Conscient que la variation du prix des céréales et du lait peut désormais perturber l'équilibre de l'exploitation, le couple s'achemine vers l'abandon d'un suivi comptable global pour une gestion plus affinée par production.
CLAIRE HUE
Un préparc avec barrière antiretour permet de faire patienter plusieurs vaches l'été. Il est agrandi l'hiver par un jeu de barrières. Pour encourager les huit réfractaires à fréquenter le robot durant cette période, deux nouveaux abreuvoirs y ont été installés et l'abreuvement est supprimé en stabulation.

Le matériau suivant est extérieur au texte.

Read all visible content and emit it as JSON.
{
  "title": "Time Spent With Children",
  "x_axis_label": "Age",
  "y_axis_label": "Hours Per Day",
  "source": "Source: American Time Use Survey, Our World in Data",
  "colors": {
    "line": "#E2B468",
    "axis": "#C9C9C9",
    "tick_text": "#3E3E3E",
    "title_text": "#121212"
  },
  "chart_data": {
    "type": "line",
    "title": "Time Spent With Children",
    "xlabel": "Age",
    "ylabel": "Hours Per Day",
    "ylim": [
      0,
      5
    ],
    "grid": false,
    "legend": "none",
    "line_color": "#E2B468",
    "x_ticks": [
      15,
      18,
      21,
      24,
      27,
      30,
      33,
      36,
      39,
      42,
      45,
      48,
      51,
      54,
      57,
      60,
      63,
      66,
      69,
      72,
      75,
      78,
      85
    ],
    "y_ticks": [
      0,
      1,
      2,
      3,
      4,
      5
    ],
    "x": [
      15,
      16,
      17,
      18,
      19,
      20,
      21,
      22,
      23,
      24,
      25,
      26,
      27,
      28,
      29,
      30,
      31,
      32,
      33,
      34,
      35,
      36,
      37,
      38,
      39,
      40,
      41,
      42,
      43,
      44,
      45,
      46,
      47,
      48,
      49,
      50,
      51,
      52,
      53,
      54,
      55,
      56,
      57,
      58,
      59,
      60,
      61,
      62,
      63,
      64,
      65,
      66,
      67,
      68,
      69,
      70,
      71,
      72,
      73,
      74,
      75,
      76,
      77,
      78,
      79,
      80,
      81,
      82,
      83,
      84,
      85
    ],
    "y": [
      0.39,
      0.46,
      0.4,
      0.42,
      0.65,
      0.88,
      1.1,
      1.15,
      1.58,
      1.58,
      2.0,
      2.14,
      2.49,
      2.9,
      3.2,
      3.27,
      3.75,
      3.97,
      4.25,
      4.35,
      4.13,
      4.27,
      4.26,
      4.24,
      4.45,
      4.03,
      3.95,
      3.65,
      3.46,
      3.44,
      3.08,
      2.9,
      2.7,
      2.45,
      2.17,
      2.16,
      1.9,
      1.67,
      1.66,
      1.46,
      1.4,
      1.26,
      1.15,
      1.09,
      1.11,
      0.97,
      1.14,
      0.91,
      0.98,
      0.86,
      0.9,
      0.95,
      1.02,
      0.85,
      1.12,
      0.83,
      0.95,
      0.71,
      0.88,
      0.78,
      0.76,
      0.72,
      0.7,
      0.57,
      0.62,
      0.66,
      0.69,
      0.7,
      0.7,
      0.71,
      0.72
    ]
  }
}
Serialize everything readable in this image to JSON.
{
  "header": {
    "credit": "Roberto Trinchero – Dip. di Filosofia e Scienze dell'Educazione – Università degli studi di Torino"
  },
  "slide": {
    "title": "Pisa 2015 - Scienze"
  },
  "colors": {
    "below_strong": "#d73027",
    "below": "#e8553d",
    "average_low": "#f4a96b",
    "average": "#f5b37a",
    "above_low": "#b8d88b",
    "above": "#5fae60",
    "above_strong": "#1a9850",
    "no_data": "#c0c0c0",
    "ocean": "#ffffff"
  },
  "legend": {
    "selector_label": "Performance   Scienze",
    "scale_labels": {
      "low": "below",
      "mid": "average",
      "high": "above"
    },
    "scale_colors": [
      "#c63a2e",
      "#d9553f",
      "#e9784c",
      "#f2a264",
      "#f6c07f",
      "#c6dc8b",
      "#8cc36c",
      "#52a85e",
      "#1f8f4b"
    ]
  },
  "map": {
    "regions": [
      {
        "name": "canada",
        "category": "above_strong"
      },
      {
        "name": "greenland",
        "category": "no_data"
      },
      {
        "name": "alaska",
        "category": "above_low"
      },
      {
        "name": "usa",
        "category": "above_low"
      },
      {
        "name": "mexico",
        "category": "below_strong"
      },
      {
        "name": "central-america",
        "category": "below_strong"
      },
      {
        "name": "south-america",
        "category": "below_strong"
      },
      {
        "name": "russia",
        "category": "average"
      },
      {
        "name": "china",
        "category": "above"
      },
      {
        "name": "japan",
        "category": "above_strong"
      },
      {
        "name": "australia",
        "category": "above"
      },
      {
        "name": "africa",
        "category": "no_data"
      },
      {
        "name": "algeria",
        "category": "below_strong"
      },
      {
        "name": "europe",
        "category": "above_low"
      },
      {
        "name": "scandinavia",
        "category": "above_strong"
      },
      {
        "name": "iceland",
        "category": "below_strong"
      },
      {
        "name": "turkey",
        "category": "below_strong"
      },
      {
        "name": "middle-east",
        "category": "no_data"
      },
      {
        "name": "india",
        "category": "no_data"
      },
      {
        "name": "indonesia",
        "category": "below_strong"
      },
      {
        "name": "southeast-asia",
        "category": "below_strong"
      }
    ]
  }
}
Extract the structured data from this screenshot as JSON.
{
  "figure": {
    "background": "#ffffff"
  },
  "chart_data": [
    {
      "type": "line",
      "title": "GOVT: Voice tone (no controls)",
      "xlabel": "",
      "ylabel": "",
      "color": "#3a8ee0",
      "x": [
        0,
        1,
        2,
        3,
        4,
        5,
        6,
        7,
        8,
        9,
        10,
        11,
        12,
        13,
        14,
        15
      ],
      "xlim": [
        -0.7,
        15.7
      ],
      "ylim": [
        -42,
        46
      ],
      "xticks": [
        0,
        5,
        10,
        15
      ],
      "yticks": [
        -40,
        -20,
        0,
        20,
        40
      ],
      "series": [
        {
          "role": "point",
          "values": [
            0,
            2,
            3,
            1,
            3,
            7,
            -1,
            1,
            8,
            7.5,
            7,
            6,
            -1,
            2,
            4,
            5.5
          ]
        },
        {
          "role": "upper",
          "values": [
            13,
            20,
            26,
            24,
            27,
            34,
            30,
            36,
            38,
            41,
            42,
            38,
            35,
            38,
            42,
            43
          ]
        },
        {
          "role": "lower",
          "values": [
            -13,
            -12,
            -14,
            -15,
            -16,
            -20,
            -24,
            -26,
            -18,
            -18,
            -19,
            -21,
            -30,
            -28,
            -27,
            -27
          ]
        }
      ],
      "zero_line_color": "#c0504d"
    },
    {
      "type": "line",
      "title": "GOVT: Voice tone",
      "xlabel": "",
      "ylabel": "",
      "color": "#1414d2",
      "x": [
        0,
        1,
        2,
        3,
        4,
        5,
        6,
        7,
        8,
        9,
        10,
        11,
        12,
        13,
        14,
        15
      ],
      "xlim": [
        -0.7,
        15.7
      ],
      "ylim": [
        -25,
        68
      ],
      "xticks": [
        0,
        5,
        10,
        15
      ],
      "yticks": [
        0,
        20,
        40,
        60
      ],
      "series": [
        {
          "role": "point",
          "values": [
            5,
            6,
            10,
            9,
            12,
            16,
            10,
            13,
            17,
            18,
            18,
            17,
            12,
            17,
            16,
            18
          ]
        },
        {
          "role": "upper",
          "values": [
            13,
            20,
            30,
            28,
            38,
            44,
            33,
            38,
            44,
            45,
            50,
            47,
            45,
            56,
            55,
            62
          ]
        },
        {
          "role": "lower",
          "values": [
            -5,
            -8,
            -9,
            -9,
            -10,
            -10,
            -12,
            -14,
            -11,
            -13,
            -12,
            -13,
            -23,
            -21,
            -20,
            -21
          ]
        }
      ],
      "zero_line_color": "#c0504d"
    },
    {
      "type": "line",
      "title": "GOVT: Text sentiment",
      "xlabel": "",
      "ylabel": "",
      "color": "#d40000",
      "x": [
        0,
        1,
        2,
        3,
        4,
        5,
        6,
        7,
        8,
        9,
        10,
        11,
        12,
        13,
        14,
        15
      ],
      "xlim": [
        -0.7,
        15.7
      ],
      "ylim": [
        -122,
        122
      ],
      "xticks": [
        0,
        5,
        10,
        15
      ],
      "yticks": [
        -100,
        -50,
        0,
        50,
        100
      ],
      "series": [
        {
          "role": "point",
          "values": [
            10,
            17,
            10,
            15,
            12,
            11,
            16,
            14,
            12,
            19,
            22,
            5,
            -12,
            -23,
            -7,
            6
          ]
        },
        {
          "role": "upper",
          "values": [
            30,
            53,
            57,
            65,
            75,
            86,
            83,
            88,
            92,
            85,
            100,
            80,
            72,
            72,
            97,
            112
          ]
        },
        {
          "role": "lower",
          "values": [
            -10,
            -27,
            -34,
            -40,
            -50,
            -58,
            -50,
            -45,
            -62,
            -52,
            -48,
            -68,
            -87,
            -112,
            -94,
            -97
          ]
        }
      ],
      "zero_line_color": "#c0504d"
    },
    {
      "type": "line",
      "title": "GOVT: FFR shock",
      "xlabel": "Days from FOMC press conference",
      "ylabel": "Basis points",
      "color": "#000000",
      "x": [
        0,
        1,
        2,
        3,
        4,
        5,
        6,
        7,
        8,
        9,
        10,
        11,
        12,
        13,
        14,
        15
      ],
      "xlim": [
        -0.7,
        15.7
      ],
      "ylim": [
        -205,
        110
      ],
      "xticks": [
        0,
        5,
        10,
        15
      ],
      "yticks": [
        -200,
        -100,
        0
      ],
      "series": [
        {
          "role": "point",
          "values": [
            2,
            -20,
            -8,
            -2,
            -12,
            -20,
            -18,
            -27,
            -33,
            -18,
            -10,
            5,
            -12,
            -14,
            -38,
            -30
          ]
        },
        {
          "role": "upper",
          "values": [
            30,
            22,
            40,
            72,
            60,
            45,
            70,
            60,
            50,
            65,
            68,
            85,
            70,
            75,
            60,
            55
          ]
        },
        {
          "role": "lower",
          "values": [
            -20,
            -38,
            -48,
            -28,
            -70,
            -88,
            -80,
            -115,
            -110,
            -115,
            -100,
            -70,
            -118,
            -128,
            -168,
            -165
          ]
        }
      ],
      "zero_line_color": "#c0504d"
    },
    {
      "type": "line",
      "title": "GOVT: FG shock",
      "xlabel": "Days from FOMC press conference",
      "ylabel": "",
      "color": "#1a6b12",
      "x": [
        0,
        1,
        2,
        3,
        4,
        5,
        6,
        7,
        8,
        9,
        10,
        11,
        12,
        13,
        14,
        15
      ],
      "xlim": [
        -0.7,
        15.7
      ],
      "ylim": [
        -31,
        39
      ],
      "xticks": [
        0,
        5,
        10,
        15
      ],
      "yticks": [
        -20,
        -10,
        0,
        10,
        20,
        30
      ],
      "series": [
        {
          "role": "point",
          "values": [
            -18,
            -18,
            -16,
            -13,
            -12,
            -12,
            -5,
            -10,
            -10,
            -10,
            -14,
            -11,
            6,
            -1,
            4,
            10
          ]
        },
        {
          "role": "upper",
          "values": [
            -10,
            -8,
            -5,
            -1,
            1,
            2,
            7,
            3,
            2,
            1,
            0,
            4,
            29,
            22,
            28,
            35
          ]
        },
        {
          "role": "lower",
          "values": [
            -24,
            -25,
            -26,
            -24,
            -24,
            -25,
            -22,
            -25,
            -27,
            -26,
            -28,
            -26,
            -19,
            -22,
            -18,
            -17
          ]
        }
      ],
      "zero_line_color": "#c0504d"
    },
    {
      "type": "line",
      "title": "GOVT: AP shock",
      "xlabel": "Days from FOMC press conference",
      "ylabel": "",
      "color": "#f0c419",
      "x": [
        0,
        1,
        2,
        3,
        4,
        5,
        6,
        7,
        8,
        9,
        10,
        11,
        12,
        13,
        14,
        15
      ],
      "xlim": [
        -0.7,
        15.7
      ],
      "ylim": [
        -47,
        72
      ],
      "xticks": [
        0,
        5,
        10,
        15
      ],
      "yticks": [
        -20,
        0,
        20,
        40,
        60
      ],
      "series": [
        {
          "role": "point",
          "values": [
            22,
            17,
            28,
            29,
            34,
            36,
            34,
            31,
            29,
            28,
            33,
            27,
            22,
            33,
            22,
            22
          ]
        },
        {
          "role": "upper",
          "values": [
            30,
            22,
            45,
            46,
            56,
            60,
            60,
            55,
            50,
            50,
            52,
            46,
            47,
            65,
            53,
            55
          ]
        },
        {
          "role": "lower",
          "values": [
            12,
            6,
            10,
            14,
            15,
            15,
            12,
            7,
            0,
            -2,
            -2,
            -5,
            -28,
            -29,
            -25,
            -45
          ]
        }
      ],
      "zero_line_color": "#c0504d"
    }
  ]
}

Hébergée dans un bâtiment de la ferme, l'automotrice démarre la matinée en désilant le troupeau de Bertrand. Un point indispensable pour la bonne marche du robot.
Si Bertrand est satisfait du logiciel Lely de suivi de troupeau, la comparaison avec d'autres élevages lui manque. Il adhère depuis dix-huit mois au suivi Lactoplan proposé par sa coopérative. Il va aussi affiner sa conduite en calculant la marge de chaque atelier.
Les 11 ha de prairies autour de la stabulation sont valorisés en pâturage. Leur sol calcaire autorise une mise à l'herbe des laitières dès la fin février ou début mars. 6 ha les accueillent le jour et 3 ha la nuit. Des points d'eau en sortie d'herbage et à l'entrée du bâtiment les incitent à retourner au robot.
À partir du robot, les vaches à soigner ou à inséminer sont envoyées dans un parc d'isolement, ancienne sortie de la salle de traite. Un box d'insémination y est installé. Un box de contention est aussi aménagé sur un quai de l'ex-salle de traite.